Temperature increases or decreases due to the amount of molecular activity going on within the tyre, and I have heard rumours of a highly secret device dubbed a “molecular exciter” aimed at all four tyres. Since this is device that can operate at variable frequencies is able to increase or decrease tyre temperature within a narrow working range. Naturally it’s not that straightforward because the device has to be calibrated to operate within the prevailing conditions at any given circuit, but is very effective when set up correctly.

Tee hee had you going there for a minute!


right! – you’re going on my gloat list


Yeah… A mini-microwave magnetron mounted in each wheel hub, KERS electrical energy supply, and a waveguide to accurately aim the output at the inside of rims. Very Dr Evil.

[Good one Rich (he he!)]

William Wilgus

One such device is RADAR, another is an extremely high-frequency sound generator (ultra-sound). Of the two, the latter seems more likely.


Increasing tyre temperature would be the equivalent of firing a radar at it – a targeted microwave oven. The power demands could be the cause of those Renault alternator failures in Valencia 🙂

Cooling something down would be much harder, at least with my knowledge of current technology and physics.


can it warm my cup of tea?


Tea, coffee, mulled wine, you name it!!!!!!!!!


Ferrari hired that Ex Bridgestone Japanese fella late last year – that appears to be paying dividends now. I wonder if it’s possible their harnessing engine heat and feeding it back to the fronts somehow.

It was also interesting the different driving styles in the these wet conditions. Some guys were turning in to the kerb gradually and progressively feeding power on -(Raikkonen), others were running wide and turning in sharp. Surely in these conditions it was trying a few different techniques to find the sweet spot in the tyres.

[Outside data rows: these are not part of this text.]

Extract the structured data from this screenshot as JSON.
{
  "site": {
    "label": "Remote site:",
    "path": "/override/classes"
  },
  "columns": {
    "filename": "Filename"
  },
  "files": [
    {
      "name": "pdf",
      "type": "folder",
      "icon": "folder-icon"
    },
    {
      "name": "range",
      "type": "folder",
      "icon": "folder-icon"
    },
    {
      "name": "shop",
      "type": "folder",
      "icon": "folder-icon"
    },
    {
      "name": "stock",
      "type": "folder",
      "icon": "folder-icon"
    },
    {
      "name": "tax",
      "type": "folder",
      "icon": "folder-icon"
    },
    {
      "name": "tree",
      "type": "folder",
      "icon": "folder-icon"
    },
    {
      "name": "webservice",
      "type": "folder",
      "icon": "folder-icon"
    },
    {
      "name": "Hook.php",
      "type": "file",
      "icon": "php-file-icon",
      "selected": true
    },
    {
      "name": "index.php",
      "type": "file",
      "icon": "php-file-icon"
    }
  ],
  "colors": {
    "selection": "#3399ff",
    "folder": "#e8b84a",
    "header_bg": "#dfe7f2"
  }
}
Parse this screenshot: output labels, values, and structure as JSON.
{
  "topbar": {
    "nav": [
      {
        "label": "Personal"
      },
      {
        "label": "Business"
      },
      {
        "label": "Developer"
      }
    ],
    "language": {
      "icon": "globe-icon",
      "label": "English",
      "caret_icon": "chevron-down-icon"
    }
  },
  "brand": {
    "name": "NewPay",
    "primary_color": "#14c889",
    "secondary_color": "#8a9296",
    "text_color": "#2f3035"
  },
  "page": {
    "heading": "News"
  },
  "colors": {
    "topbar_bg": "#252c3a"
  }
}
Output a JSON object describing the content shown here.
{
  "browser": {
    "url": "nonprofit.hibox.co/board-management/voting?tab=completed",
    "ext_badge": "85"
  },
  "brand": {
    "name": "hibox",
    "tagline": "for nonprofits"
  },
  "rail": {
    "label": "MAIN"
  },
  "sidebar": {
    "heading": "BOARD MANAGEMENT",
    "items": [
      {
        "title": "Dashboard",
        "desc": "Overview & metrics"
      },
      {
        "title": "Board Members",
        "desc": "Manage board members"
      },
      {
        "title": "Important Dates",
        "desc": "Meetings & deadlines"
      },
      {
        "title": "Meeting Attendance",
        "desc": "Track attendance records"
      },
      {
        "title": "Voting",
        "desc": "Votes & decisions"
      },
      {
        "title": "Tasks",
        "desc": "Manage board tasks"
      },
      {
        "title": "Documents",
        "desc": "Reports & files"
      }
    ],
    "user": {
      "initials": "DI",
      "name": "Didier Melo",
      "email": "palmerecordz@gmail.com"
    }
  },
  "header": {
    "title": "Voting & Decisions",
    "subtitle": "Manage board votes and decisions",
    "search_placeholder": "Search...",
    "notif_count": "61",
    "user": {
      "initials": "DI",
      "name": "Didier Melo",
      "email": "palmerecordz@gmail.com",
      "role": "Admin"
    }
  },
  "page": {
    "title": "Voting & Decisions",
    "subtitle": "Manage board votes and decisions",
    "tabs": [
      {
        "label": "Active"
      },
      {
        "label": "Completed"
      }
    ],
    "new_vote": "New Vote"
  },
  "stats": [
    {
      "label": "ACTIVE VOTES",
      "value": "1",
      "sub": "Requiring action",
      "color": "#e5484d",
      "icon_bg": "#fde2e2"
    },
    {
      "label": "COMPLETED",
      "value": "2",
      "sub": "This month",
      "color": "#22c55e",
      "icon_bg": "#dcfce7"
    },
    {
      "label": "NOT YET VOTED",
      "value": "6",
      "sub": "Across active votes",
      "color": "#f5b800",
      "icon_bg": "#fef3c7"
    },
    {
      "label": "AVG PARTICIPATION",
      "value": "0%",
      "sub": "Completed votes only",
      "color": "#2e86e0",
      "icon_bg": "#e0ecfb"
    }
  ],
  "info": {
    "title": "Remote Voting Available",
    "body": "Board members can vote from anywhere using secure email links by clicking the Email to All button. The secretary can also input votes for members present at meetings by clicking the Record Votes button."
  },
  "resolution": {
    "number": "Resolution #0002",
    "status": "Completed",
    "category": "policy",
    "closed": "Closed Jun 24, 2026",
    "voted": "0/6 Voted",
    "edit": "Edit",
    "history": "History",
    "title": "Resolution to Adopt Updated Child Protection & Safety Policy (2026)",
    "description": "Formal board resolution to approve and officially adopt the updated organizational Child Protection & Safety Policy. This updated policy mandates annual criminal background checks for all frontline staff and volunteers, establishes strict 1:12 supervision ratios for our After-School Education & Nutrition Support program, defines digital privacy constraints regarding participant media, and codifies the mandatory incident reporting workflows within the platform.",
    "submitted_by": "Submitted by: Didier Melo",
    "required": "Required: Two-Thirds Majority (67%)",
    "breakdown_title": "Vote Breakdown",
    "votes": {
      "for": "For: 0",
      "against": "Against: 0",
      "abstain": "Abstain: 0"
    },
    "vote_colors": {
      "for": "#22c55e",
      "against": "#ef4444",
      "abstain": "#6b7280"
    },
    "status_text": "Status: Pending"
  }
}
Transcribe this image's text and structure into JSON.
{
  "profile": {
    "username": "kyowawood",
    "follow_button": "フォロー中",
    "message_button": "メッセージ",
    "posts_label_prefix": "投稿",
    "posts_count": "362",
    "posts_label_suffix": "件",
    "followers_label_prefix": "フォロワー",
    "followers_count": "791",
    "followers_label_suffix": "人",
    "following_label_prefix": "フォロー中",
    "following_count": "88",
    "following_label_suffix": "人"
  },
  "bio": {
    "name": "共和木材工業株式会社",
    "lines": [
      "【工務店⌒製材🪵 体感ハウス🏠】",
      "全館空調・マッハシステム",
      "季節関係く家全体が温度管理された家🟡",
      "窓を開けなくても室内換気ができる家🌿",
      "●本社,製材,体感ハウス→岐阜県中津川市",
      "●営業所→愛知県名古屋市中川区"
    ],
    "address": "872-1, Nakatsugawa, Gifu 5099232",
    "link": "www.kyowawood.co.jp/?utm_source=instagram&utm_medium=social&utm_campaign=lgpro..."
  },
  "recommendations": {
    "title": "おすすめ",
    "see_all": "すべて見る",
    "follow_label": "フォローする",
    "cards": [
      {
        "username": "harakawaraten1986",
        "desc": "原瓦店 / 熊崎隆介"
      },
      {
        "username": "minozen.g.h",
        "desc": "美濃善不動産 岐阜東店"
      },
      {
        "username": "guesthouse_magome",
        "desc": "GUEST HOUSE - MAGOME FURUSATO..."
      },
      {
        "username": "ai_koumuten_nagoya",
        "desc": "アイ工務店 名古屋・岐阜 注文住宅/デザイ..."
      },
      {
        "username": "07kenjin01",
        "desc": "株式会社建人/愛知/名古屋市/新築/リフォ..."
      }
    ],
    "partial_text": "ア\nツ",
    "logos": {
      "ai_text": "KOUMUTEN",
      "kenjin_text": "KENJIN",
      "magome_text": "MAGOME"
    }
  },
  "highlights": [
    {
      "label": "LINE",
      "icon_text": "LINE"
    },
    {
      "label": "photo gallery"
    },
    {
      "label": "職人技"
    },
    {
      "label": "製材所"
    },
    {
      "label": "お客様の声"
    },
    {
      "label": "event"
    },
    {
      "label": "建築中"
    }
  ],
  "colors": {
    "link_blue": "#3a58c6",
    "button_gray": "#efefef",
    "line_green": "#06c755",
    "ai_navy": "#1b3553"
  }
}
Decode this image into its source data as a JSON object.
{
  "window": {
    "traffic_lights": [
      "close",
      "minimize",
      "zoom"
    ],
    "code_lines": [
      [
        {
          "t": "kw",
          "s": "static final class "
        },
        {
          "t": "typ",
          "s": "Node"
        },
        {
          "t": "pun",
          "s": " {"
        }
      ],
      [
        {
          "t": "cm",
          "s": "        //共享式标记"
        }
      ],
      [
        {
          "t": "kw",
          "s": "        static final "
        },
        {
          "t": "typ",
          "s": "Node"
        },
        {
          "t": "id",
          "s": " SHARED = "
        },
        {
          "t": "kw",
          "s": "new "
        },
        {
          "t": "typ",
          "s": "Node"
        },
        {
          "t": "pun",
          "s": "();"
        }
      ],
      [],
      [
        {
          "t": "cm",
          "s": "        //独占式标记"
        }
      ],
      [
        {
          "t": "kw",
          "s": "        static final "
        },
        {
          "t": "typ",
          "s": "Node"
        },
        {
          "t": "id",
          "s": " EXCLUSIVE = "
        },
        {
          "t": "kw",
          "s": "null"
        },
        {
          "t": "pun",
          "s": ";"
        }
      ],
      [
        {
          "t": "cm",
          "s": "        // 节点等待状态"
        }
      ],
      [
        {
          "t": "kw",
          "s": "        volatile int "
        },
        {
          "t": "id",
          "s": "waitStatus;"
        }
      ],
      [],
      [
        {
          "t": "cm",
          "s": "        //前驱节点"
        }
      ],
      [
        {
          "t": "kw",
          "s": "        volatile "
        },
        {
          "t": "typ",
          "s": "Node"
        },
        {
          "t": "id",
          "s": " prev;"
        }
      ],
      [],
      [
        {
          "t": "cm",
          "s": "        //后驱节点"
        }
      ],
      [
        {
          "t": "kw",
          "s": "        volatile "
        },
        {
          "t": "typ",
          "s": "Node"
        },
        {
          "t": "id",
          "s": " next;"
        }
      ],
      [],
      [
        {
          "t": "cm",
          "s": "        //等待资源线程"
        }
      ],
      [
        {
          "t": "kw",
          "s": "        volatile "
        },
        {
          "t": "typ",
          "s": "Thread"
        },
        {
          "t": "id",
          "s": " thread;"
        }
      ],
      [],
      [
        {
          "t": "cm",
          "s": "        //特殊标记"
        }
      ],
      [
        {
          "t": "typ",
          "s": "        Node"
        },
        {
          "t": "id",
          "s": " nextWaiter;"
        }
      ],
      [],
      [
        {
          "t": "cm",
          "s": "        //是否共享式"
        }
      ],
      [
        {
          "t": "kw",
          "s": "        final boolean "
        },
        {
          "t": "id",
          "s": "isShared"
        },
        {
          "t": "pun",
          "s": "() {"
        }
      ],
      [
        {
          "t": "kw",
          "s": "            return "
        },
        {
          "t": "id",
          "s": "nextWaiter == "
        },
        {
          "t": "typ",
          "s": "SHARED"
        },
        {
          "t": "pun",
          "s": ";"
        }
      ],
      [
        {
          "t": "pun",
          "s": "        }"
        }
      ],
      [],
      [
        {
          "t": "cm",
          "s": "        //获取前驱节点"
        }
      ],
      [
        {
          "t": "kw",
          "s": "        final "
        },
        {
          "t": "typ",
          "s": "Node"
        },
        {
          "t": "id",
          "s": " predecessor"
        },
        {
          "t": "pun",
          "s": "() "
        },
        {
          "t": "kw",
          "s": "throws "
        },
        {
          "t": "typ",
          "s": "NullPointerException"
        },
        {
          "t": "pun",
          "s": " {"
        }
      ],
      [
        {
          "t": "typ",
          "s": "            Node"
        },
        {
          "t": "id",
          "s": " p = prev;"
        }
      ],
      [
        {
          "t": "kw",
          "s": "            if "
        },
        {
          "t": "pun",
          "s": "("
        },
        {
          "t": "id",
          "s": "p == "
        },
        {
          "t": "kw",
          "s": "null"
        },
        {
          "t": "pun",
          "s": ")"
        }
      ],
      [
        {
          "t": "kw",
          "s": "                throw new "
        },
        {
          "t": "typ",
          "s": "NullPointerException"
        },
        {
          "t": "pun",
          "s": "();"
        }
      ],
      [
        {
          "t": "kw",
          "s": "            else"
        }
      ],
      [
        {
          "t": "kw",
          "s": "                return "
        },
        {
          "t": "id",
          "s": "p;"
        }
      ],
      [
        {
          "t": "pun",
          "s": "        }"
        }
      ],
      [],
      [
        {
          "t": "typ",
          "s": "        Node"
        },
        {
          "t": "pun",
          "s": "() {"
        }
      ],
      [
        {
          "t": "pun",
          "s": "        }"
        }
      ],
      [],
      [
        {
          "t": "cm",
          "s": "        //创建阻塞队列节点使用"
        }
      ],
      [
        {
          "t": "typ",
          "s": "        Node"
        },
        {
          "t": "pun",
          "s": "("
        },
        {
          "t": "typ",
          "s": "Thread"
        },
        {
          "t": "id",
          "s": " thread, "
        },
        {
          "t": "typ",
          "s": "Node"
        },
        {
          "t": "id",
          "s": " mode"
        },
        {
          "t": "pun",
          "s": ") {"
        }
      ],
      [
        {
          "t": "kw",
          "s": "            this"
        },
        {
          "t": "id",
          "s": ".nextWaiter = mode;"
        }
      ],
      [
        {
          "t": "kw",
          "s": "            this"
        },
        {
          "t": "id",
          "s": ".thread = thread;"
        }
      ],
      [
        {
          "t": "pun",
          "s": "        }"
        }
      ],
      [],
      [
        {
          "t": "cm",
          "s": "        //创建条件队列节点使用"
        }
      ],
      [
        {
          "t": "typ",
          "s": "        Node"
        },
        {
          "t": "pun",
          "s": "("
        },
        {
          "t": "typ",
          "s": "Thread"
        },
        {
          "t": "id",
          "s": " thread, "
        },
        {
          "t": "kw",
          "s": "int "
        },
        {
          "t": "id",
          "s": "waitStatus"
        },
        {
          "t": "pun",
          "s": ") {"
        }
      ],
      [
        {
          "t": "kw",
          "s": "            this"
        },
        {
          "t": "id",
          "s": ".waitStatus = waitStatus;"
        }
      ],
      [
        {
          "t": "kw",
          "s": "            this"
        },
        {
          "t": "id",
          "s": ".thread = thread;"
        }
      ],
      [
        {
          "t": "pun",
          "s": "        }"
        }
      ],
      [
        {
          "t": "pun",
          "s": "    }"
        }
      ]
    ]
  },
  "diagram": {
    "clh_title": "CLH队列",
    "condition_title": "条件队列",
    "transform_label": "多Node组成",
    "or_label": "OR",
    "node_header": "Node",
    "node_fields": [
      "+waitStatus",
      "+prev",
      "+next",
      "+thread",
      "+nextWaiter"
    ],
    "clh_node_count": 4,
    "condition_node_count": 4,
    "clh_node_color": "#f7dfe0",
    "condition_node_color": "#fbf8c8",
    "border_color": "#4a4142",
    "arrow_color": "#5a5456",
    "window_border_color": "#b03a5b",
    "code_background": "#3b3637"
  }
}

Actually Massa did improve too in his first three flying laps, but not enough – afterwards he pitted and then conditions were probably far too worse.

Massa Q2 lap times from FIA:

11 1:42.230

12 1:40.379

13 1:40.212

14 P 1:43.575

15 3:22.831

16 1:43.472

17 P 1:53.310

Webber instead:

14 1:40.324

15 1:44.300

16 1:39.382

17 P 1:49.074

To compare conditions between the two drivers, know that Webber was about 15-20 sec ahead of Massa.


Felipe, Mark is faster than you.

Jonathan Silvester

As they can’t use kers in the wet I think they are using the kers energy to put heat into the rims somehow.


What do you mean they can’t use KERS in the wet? AFAIK they can, but it’s liable to cause wheelspin.


I Think your find they can and do use Kers in the wet, it’s DRS that they carnt use


They cant use DRS in the wet. They can certainly use Kers tho


They can’t use DRS in the wet. KERS as far as I’m aware is fair game?